我想谈谈如何使用基于内容的寻址（又称数据指纹识别）作为一种通用方法，通过一些实际的 JavaScript 示例来提高应用程序的速度和安全性。

首先，我觉得基于内容的寻址方式简直太棒了。👀

它是一款功能极其强大的工具，可用于构建性能更高、可扩展性更强、安全性更高的服务。💪

它与不可篡改性、去中心化、数据完整性以及其他一些热门词汇有关……

但它也非常实用，而且总体上没有得到应有的重视，所以我希望写一篇实用的入门文章，展示它是如何与一些真实的 JavaScript 代码一起使用的。

你到底在说什么？

你可以把基于内容的寻址想象成数据的指纹识别。

就像指纹可以让你：

根据指纹识别身份
将指纹视为该人的唯一身份标识。
根据指纹判断两个人是否是同一个人
只需指纹即可快速检测某人是否在数据库中。

只需将上述描述中的“人”替换为“数据”，即可大致了解基于内容的寻址方式的功能。

换句话说，基于内容的寻址允许您根据数据的实际内容（而不是 ID 或 URL 等外部信息）来唯一且高效地引用数据。

数据库生成的 ID、随机 GUID 和 URL 本身都很有用，但它们不如数据指纹识别强大。

闭嘴，给我看看代码。

让我们看看用我实际使用过的代码来演示一下：

const pick = require('lodash.pick')
const stableStringify = require('fast-json-stable-stringify')

const data = pick(myData, ['keyFoo', 'keyBar'])
const fingerprint = hash(stableStringify(data))

这段代码片段省略了hash函数（下文会详细介绍），但它确实很清晰地表示了核心算法。

fingerprint它会为任何 JavaScript 对象创建一个基于内容的哈希值myData，该哈希值是根据我们关心的键来唯一表示该对象的[ 'keyFoo', 'keyBar' ]。

简而言之，这种指纹识别方式可以非常有效地判断两个 JavaScript 对象是否相同。

如果两个基于内容的 ID 相同，则这些对象中的数据也相同。

无需深入比较。无需 Redux。只有纯粹的、不可变的优秀。

那么，这究竟是如何运作的呢？

让我们再看一下我们的 JavaScript 代码：

const pick = require('lodash.pick')
const stableStringify = require('fast-json-stable-stringify')

const data = pick(myData, ['keyFoo', 'keyBar'])
const fingerprint = hash(stableStringify(data))

首先，我们接受任意 JavaScript 对象作为输入myData。例如，这可以是数据库中的模型，也可以是包含类似 Redux 的应用状态的对象。

Second, we clean our data to ensure that we're only considering parts of the data we actually care about via lodash.pick. This step is optional but usually you'll want to clean your data like this before proceeding. I've found in practice that most of the time there will be parts of your data that aren't actually representative of the uniqueness of your model (we'll refer to this extra stuff as metadata 😉).

As an example, let's say I want to create unique IDs for all of the rows in a SQL table. Most SQL implementations will add metadata to your table like the date an entry was created or modified, and it's unlikely we'd want this metadata to affect our notion of uniqueness. In other words, if two rows were inserted into the table at different times but have the exact same values according to our application's business logic, then we want to treat them as having the same fingerprint so we filter out this extra metadata.

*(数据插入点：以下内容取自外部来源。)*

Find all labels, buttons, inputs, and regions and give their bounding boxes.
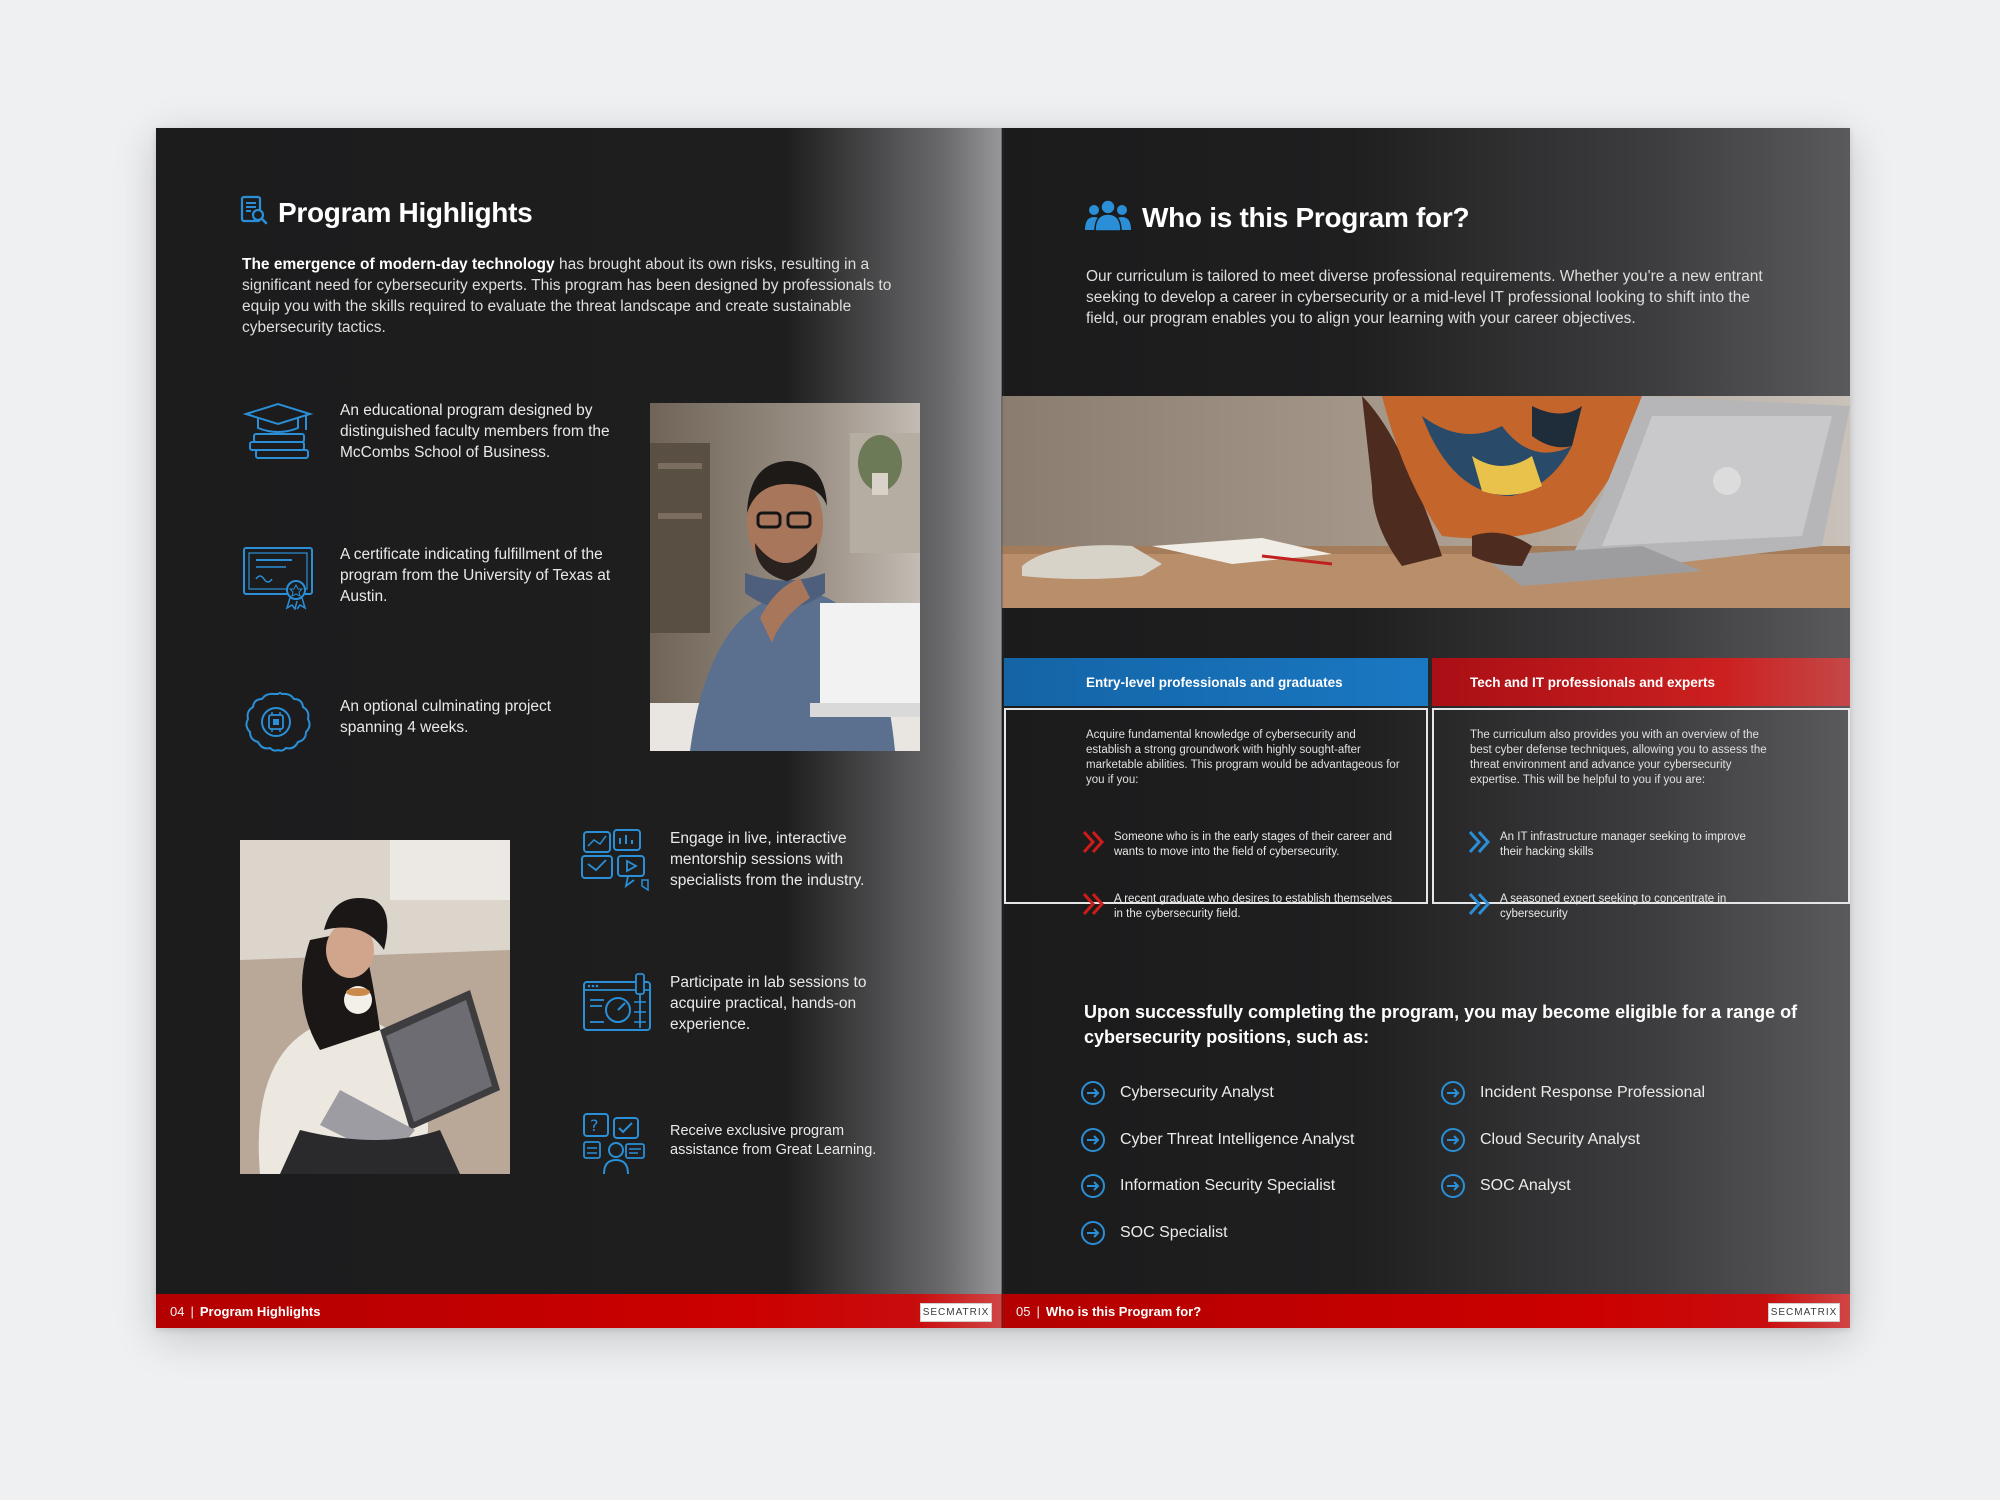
circle-arrow-right-icon — [1441, 1174, 1465, 1198]
page-number: 05 — [1016, 1303, 1031, 1319]
page-number: 04 — [170, 1303, 185, 1319]
footer-label: Program Highlights — [199, 1303, 321, 1319]
role-item: Cybersecurity Analyst — [1080, 1080, 1274, 1106]
role-item: SOC Specialist — [1080, 1220, 1228, 1246]
right-page: Who is this Program for? Our curriculum … — [1002, 128, 1850, 1328]
workspace-banner-photo — [1002, 396, 1850, 608]
feature-text: Receive exclusive program assistance fro… — [670, 1123, 877, 1158]
circle-arrow-right-icon — [1081, 1128, 1105, 1152]
feature-item: ? Receive exclusive program assistance f… — [580, 1112, 980, 1182]
entry-level-column-header: Entry-level professionals and graduates — [1004, 658, 1428, 706]
secmatrix-logo: SECMATRIX — [1768, 1303, 1840, 1322]
circle-arrow-right-icon — [1081, 1081, 1105, 1105]
certificate-icon — [240, 544, 316, 614]
eligible-heading: Upon successfully completing the program… — [1084, 1002, 1798, 1047]
column-heading: Tech and IT professionals and experts — [1470, 674, 1716, 690]
feature-item: An educational program designed by disti… — [240, 400, 630, 470]
role-text: Incident Response Professional — [1480, 1084, 1706, 1101]
feature-item: Participate in lab sessions to acquire p… — [580, 972, 980, 1042]
feature-item: An optional culminating project spanning… — [240, 690, 630, 760]
role-item: Cyber Threat Intelligence Analyst — [1080, 1127, 1355, 1153]
role-item: Cloud Security Analyst — [1440, 1127, 1640, 1153]
column-intro: Acquire fundamental knowledge of cyberse… — [1086, 729, 1400, 786]
intro-paragraph: The emergence of modern-day technology h… — [242, 254, 918, 338]
people-group-icon — [1084, 198, 1132, 237]
bullet-text: A recent graduate who desires to establi… — [1114, 893, 1393, 920]
role-text: Information Security Specialist — [1120, 1177, 1336, 1194]
column-heading: Entry-level professionals and graduates — [1086, 674, 1343, 690]
left-page: Program Highlights The emergence of mode… — [156, 128, 1002, 1328]
blue-double-chevron-icon — [1468, 830, 1491, 854]
circle-arrow-right-icon — [1441, 1081, 1465, 1105]
red-double-chevron-icon — [1082, 892, 1105, 916]
bullet-text: An IT infrastructure manager seeking to … — [1500, 831, 1746, 858]
role-item: Information Security Specialist — [1080, 1173, 1335, 1199]
role-text: Cybersecurity Analyst — [1120, 1084, 1274, 1101]
red-double-chevron-icon — [1082, 830, 1105, 854]
feature-text: An optional culminating project spanning… — [340, 698, 552, 736]
right-page-footer: 05 | Who is this Program for? SECMATRIX — [1002, 1294, 1850, 1328]
feature-item: Engage in live, interactive mentorship s… — [580, 828, 980, 898]
feature-text: Participate in lab sessions to acquire p… — [670, 974, 867, 1033]
woman-laptop-photo — [240, 840, 510, 1174]
right-title-row: Who is this Program for? — [1084, 198, 1470, 237]
tech-it-column-header: Tech and IT professionals and experts — [1432, 658, 1850, 706]
feature-text: A certificate indicating fulfillment of … — [340, 546, 611, 605]
footer-label: Who is this Program for? — [1045, 1303, 1202, 1319]
list-item: Someone who is in the early stages of th… — [1082, 830, 1412, 860]
left-page-footer: 04 | Program Highlights SECMATRIX — [156, 1294, 1002, 1328]
role-text: SOC Specialist — [1120, 1224, 1228, 1241]
program-assistance-icon: ? — [580, 1112, 656, 1182]
column-intro: The curriculum also provides you with an… — [1470, 729, 1767, 786]
feature-item: A certificate indicating fulfillment of … — [240, 544, 630, 614]
role-text: Cyber Threat Intelligence Analyst — [1120, 1131, 1355, 1148]
spread-fold — [1001, 128, 1004, 1328]
list-item: An IT infrastructure manager seeking to … — [1468, 830, 1788, 860]
bullet-text: Someone who is in the early stages of th… — [1114, 831, 1393, 858]
man-laptop-photo — [650, 403, 920, 751]
document-search-icon — [240, 194, 268, 231]
page-title: Who is this Program for? — [1142, 201, 1470, 233]
circle-arrow-right-icon — [1441, 1128, 1465, 1152]
footer-separator: | — [1036, 1303, 1040, 1319]
page-title: Program Highlights — [278, 196, 533, 228]
mentorship-chat-icon — [580, 828, 656, 898]
brochure-spread: Program Highlights The emergence of mode… — [156, 128, 1850, 1328]
feature-text: An educational program designed by disti… — [340, 402, 610, 461]
brain-chip-icon — [240, 690, 316, 760]
bullet-text: A seasoned expert seeking to concentrate… — [1500, 893, 1727, 920]
graduation-cap-books-icon — [240, 400, 316, 470]
list-item: A seasoned expert seeking to concentrate… — [1468, 892, 1788, 922]
intro-bold-text: The emergence of modern-day technology — [242, 256, 555, 273]
circle-arrow-right-icon — [1081, 1174, 1105, 1198]
feature-text: Engage in live, interactive mentorship s… — [670, 830, 865, 889]
role-item: Incident Response Professional — [1440, 1080, 1705, 1106]
footer-separator: | — [190, 1303, 194, 1319]
role-text: Cloud Security Analyst — [1480, 1131, 1641, 1148]
lab-dashboard-icon — [580, 972, 656, 1042]
intro-paragraph: Our curriculum is tailored to meet diver… — [1086, 268, 1763, 327]
svg-text:?: ? — [590, 1116, 599, 1135]
left-title-row: Program Highlights — [240, 194, 533, 231]
list-item: A recent graduate who desires to establi… — [1082, 892, 1412, 922]
role-item: SOC Analyst — [1440, 1173, 1571, 1199]
role-text: SOC Analyst — [1480, 1177, 1571, 1194]
circle-arrow-right-icon — [1081, 1221, 1105, 1245]
secmatrix-logo: SECMATRIX — [920, 1303, 992, 1322]
blue-double-chevron-icon — [1468, 892, 1491, 916]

Third, we simplify our cleaned data into a stable, efficient representation that we can store and use for quick comparisons. Most of the time this step involves some sort of cryptographic hash to normalize the way we refer to our content in a unique, concise manner.

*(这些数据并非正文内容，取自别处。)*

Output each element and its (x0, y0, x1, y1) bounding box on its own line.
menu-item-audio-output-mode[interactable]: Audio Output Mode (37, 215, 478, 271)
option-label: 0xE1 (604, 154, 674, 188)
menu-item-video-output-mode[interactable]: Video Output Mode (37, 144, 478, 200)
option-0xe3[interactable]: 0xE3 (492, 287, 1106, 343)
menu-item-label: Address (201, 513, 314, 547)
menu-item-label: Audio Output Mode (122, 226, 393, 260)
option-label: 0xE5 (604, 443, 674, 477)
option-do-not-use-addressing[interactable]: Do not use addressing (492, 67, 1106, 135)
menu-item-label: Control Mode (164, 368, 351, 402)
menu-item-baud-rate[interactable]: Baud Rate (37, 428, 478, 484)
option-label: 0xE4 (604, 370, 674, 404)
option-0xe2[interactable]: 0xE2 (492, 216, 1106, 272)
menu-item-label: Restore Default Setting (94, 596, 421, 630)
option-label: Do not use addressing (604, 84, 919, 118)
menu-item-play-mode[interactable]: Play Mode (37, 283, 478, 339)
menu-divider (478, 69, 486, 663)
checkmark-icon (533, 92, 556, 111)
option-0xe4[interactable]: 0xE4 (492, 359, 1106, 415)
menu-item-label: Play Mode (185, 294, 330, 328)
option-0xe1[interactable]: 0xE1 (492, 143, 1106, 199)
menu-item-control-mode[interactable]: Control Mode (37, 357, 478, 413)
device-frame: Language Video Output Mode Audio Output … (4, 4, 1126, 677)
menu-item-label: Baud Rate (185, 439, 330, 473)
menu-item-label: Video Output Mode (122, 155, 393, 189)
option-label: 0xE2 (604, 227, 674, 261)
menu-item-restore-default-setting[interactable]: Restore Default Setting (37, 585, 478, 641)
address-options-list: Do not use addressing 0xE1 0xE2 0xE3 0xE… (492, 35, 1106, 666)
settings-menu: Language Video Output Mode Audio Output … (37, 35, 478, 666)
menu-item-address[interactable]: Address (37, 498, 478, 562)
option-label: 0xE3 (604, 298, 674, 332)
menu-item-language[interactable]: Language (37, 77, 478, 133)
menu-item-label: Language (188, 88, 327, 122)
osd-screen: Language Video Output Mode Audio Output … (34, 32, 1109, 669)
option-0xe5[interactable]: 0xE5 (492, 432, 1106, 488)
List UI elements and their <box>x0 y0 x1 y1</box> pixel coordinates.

In the code above, we want to make sure that our hashing is stable, which is made easy for us by the fast-json-stable-stringify package.

This awesome package recursively makes sure that no matter how our JavaScript object was constructed or what order its keys may be in, it will always output the same string representation for any two objects that have deep equality.

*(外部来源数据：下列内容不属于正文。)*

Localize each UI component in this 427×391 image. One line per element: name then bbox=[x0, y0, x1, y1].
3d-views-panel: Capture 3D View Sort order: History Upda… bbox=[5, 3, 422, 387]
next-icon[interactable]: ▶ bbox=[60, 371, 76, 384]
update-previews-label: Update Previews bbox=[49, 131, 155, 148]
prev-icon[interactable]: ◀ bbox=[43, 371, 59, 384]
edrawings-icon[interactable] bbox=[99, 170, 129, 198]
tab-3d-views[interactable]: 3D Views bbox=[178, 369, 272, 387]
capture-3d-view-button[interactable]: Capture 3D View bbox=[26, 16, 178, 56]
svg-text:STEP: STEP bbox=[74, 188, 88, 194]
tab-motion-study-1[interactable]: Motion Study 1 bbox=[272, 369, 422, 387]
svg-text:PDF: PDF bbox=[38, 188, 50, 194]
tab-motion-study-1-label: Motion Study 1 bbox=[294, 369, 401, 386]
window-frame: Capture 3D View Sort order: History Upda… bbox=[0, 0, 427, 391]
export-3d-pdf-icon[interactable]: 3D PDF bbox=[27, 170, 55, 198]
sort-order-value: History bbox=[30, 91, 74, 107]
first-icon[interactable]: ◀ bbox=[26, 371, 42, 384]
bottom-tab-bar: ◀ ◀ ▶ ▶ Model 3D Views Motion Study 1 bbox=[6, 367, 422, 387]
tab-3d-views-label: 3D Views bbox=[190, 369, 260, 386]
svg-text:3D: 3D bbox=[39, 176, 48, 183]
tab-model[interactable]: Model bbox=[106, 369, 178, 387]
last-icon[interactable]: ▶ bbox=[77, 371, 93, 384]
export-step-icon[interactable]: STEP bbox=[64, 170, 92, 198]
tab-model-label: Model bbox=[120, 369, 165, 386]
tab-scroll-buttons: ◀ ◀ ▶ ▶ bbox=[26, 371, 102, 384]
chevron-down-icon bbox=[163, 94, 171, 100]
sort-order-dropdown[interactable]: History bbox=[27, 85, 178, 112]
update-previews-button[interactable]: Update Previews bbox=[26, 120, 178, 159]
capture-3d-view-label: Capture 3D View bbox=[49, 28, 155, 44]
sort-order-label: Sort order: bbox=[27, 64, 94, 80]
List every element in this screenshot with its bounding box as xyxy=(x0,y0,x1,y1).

There are some details this explanation is glossing over, but that's the beauty of the NPM ecosystem – we don't have to understand all the bits & pieces to take advantage of their abstractions.

Let's hash this thing out

Up until now, we've glossed over the hashing aspect of things, so let's see what this looks like in code:

const hasha = require('hasha')

const hash = (input) => hasha(input, { algorithm: 'sha256' })

Note that there are lots of different ways you could define your hash function. This example uses a very common SHA256 hash function and outputs a 64-character hex encoding of the results.

Here is an example output fingerprint: 2d3ea73f0faacebbb4a437ff758c84c8ef7fd6cce45c07bee1ff59deae3f67f5

Here is an alternative hash implementation that uses the Node.js crypto package directly:

const crypto = require('crypto')

const hash = (d) => {
  const buffer = Buffer.isBuffer(d) ? d : Buffer.from(d.toString())
  return crypto.createHash('sha256').update(buffer).digest('hex')
}

Both of these hash implementations are equivalent for our purposes.

The most important thing to keep in mind here is that we want to use a cryptographic hash function to output a compact, unique fingerprint that changes if our input data changes and remains the same if our input data remains the same.

So where should I go from here?

Once you start thinking about how data can be uniquely defined by its content, the applications are really endless.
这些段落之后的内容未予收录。